08:43 tobijk_: RSpliet: well rolling dist are fast today :/ opensuse already has it in its latest snapshot :o
08:44 imirkin: bonbons: i assume you can't ssh in either?
08:44 imirkin: bonbons: and netconsole doesn't provide more useful info?
08:45 imirkin: bonbons: also is there a kernel on which this all worked ok?

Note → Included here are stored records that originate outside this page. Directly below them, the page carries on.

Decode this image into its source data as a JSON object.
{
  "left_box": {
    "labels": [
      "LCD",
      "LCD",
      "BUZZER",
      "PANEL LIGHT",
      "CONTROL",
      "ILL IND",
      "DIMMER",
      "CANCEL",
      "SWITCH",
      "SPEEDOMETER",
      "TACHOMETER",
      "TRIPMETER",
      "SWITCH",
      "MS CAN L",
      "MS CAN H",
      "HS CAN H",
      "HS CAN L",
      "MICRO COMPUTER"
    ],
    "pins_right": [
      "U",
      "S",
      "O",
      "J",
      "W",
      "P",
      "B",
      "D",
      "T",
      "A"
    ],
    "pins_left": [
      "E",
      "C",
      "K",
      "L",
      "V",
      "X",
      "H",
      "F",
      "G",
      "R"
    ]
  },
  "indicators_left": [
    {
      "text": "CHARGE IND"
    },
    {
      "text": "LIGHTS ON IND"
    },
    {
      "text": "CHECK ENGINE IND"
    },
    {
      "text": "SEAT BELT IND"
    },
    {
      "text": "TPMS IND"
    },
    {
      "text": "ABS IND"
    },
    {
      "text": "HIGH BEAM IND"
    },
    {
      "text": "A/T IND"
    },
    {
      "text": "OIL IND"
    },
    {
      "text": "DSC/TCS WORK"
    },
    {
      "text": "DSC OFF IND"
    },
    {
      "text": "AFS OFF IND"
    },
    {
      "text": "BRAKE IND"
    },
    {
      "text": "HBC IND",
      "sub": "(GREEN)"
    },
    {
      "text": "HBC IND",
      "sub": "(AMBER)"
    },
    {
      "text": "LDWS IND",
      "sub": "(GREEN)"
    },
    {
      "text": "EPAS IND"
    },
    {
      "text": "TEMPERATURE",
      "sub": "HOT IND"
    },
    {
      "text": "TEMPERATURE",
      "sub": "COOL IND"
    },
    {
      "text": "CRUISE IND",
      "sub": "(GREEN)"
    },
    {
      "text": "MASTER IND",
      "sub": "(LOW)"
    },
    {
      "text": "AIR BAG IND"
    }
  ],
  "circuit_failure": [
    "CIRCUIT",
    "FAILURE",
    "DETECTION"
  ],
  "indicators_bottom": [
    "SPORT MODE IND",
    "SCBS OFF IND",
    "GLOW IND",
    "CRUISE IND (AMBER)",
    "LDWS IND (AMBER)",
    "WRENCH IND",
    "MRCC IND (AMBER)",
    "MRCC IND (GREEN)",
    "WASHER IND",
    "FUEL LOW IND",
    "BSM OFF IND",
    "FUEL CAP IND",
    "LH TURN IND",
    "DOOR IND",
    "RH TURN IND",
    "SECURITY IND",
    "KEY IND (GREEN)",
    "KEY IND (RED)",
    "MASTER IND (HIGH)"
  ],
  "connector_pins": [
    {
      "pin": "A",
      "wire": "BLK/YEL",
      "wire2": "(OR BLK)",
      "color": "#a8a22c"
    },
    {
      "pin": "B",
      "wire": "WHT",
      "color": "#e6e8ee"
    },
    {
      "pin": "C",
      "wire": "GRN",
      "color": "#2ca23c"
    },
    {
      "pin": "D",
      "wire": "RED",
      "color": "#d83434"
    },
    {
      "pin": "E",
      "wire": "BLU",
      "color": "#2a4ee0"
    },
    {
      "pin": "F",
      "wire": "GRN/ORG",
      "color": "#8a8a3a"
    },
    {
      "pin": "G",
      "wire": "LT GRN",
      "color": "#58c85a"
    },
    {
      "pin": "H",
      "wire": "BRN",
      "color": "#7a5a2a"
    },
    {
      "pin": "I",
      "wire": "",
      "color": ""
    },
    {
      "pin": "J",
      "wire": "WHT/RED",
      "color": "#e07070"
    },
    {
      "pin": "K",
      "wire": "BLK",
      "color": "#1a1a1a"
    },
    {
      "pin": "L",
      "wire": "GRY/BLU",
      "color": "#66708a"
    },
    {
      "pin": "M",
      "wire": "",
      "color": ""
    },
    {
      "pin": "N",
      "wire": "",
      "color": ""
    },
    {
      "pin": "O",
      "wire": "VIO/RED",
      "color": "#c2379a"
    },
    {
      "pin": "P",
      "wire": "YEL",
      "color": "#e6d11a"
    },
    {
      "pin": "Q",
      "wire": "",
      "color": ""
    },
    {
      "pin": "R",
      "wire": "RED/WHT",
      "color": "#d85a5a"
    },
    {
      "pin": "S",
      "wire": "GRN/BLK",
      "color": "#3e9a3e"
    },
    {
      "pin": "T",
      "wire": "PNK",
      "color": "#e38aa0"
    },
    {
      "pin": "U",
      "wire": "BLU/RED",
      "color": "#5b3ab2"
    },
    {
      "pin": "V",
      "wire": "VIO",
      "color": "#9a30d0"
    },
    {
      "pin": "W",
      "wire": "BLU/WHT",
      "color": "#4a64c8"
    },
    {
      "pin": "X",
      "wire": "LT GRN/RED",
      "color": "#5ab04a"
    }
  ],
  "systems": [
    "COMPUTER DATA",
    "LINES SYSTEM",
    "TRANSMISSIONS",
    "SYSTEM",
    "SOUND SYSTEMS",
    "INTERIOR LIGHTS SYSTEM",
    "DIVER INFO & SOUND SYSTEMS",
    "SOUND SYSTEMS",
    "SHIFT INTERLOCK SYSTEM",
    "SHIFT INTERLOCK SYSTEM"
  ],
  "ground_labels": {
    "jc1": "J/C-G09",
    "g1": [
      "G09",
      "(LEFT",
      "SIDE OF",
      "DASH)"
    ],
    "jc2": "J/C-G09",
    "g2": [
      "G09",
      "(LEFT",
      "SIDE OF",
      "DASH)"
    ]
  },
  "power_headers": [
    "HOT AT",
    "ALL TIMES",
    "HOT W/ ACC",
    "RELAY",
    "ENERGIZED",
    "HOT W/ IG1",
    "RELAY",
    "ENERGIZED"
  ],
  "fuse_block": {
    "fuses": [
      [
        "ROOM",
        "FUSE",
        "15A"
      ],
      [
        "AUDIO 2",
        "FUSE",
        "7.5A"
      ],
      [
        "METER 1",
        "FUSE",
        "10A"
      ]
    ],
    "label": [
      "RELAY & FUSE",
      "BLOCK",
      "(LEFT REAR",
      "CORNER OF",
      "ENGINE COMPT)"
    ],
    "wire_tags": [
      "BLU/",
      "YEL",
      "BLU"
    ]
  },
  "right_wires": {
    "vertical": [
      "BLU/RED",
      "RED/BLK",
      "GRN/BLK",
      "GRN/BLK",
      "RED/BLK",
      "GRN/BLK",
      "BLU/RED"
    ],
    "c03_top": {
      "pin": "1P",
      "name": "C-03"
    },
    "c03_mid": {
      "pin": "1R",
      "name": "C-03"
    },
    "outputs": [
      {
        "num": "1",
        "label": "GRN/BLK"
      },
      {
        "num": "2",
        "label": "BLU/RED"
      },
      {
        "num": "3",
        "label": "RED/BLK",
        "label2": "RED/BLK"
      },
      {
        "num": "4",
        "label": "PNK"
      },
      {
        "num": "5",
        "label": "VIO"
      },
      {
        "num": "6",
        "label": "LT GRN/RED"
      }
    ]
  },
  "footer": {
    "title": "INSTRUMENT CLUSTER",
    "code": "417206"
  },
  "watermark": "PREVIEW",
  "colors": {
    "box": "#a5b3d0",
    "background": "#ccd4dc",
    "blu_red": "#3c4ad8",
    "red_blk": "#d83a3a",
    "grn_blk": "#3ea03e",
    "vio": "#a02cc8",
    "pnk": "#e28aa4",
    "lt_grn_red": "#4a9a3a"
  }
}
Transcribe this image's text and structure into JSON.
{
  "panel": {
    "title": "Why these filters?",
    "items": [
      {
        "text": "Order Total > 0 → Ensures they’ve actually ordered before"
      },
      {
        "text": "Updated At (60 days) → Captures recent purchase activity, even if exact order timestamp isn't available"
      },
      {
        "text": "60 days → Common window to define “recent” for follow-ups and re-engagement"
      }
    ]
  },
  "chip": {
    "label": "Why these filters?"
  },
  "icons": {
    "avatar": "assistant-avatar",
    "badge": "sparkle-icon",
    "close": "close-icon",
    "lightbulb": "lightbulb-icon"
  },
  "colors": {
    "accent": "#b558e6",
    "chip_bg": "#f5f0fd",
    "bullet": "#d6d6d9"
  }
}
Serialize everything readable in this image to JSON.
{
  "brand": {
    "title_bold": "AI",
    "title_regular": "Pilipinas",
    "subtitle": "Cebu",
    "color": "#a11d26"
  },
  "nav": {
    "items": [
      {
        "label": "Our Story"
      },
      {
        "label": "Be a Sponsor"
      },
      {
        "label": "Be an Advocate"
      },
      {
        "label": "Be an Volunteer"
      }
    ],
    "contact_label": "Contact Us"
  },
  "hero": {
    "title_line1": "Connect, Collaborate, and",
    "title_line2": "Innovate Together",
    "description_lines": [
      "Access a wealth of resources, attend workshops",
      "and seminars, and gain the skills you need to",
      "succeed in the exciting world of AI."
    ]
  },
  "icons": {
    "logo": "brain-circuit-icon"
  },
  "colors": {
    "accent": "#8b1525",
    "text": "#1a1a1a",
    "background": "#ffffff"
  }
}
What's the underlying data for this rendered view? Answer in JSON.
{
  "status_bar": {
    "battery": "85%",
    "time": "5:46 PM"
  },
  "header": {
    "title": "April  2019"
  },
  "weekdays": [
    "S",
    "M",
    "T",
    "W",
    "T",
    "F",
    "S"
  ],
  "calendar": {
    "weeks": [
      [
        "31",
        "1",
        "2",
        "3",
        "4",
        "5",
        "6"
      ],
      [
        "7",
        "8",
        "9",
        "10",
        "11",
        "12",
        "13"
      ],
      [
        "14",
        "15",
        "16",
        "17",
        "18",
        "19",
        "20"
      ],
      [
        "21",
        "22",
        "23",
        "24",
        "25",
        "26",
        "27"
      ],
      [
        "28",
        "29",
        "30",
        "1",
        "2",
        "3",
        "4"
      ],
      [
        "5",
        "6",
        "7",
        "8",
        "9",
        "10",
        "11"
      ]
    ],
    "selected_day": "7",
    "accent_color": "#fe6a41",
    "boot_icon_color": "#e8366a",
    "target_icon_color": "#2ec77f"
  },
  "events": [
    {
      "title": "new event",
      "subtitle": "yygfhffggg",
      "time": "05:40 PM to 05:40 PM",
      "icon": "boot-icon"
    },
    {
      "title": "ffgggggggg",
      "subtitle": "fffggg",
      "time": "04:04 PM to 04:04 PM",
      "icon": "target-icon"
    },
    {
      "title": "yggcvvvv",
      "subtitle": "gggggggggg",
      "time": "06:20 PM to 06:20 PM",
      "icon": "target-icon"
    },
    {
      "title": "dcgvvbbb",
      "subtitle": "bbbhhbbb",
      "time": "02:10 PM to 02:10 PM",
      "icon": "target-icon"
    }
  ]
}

08:46 RSpliet: tobijk_: Fedora is not really a rolling release distro. besides, there's a community testing mechanism in place that can be used to bring a patch from build to updates
08:46 bonbons: once I have started Xorg the machines goes 100% mute, no netconsole output anymore, not sysrq response on PS/2 keyboard, not ping answers (and no SSH either)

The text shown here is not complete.